Appearances can be deceiving and can lead an interpreter to make embarrassing mistakes; never trust your eyes! Looking at me, a young person in today’s society, you might assume that I know all about every new piece of technology that appears. Not so! To this day, my personal phone is one of the old-school flip phones. The first time I was handed an iPhone by my organization and told to turn it on, I sat there in mute befuddlement until the IT Tech took pity on me and taught me how to operate the phone. Had he taken the time to speak with me beforehand, he would have known that technology and I have a very rocky relationship.

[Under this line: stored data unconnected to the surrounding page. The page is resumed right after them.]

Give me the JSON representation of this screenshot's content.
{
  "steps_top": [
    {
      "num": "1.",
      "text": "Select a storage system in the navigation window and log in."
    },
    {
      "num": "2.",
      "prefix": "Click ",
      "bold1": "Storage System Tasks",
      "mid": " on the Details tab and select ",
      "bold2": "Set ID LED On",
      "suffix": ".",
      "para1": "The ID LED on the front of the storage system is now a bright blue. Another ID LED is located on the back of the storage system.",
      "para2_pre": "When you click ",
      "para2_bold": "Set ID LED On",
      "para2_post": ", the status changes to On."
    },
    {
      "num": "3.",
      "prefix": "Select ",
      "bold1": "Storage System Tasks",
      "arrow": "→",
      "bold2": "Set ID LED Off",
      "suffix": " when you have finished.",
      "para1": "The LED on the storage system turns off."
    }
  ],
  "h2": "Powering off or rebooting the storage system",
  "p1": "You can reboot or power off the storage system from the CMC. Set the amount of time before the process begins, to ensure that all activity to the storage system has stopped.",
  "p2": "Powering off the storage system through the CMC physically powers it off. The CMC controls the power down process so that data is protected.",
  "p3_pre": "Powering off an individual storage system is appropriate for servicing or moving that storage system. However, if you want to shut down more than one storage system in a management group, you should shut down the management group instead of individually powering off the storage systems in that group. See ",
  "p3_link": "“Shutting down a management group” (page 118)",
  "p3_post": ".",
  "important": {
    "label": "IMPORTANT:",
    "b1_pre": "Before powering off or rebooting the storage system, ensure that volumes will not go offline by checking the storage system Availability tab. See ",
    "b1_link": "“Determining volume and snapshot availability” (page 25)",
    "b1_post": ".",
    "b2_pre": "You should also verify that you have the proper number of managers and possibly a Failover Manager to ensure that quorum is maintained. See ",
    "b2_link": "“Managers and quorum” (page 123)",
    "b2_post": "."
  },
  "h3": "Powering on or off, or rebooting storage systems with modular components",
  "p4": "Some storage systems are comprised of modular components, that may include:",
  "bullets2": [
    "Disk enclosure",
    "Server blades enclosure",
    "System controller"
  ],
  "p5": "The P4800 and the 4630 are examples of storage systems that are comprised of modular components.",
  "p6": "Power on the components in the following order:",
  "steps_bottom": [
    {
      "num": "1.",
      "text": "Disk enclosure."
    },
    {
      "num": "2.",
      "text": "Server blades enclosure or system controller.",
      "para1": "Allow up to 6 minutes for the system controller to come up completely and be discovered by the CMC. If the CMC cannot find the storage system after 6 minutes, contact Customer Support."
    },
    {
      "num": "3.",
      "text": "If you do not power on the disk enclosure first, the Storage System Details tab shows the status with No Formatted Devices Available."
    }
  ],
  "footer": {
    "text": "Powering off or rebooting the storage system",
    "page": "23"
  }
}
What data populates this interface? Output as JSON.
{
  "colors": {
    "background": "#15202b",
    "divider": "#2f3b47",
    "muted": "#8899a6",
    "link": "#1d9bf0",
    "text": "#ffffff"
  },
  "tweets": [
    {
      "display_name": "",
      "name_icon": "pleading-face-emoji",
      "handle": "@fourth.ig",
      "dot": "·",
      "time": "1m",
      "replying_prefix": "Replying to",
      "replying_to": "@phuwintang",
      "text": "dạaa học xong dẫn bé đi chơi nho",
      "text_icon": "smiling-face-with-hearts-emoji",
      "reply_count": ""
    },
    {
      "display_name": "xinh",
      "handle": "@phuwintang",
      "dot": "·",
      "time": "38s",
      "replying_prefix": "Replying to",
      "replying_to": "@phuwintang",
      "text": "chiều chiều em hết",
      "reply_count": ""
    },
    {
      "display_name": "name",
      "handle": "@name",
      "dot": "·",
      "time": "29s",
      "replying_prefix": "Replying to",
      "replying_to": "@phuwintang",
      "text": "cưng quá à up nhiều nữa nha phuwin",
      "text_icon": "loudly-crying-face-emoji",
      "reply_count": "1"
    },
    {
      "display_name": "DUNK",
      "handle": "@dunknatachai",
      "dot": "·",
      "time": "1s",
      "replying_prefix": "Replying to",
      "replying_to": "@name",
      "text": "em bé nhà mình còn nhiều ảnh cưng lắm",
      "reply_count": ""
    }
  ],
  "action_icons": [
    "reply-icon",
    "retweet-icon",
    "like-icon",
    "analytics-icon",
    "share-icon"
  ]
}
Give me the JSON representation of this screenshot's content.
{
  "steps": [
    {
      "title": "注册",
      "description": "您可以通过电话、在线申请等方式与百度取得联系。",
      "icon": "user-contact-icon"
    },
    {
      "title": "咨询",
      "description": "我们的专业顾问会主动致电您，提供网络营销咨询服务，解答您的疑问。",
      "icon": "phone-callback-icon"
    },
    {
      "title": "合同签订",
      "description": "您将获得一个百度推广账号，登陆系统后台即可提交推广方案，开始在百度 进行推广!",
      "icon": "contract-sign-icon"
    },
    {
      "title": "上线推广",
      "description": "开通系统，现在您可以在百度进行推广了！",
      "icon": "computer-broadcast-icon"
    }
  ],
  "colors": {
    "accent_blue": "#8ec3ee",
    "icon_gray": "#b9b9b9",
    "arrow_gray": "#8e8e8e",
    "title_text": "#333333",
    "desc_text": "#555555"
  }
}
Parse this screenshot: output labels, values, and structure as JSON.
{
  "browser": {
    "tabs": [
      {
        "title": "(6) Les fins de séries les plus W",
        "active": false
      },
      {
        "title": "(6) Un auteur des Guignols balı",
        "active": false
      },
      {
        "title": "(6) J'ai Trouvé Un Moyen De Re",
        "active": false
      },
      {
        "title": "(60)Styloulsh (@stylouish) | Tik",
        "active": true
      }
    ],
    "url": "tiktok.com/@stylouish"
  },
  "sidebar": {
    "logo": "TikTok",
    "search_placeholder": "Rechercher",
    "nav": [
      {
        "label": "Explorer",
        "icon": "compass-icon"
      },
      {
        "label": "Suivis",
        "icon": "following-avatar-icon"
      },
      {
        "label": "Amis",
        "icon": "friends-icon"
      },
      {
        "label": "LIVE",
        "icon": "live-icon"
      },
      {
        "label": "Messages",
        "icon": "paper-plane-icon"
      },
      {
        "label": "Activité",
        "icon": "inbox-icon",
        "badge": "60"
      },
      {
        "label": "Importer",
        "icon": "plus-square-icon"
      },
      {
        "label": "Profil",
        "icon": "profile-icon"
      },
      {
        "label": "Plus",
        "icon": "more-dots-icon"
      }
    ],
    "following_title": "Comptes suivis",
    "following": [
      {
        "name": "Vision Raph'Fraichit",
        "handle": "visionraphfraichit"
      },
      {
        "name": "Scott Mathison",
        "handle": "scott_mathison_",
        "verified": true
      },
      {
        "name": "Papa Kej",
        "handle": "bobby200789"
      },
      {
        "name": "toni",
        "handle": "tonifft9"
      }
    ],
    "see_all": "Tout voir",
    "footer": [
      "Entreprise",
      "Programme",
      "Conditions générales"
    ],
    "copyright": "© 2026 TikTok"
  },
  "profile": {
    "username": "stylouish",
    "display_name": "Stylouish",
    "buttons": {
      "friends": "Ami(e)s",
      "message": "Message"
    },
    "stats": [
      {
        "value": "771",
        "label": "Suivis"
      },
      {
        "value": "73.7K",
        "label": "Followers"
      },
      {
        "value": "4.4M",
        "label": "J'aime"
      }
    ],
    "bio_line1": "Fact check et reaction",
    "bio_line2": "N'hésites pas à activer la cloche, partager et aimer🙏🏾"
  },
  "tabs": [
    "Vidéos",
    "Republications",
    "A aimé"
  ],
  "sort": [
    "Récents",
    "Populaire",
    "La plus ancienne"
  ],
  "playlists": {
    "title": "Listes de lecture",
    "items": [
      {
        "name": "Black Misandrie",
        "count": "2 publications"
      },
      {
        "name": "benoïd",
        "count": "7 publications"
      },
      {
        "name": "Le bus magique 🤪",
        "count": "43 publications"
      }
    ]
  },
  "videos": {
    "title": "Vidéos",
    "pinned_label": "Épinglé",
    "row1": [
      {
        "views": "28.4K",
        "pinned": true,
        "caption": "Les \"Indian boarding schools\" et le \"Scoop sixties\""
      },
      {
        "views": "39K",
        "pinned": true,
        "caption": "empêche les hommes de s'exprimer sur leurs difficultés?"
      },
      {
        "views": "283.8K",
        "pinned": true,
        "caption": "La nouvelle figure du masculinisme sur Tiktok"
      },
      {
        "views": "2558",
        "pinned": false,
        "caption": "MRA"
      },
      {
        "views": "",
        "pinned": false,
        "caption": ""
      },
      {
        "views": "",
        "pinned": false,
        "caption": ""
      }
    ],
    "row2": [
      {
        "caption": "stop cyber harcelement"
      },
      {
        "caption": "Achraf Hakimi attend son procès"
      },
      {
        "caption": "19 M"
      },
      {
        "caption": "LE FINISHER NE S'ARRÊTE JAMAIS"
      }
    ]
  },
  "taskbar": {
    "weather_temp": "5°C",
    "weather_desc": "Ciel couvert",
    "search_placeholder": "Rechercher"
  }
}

When looking at participants for a program, you as interpreters cannot rely on what your eyes tell you. Your lecture hall could contain visitors who don’t speak English or speak it as second language-have you provided visual stimulation and interpretation for them? Your hike could include participants who have non-visual medical conditions or physical disabilities-have you planned an alternate route to allow for slower hikers in the group? Many times, our programs can hold participants we never expected! And what about your surroundings? As an interpreter whose programs mostly take place outside, I have learned NEVER to make assumptions about the environment around me; a fascinating plant that was on the path a week ago may not be there today. And a sunny day on Thursday could easily devolve into a hurricane on Friday.

 

As interpreters, we are constantly faced with challenges, some harder to overcome than others. Sit back and take a look at your site: what assumptions do you make about your visitors and program participants every day? Are there ways to reevaluate those assumptions or test their validity? Work with yourself and your team to shake up those preconceived notions and develop all-inclusive programming to open up opportunities for all of your visitors, even the ones you didn’t know you had! And remember, nobody likes being made an a**, especially not you and me.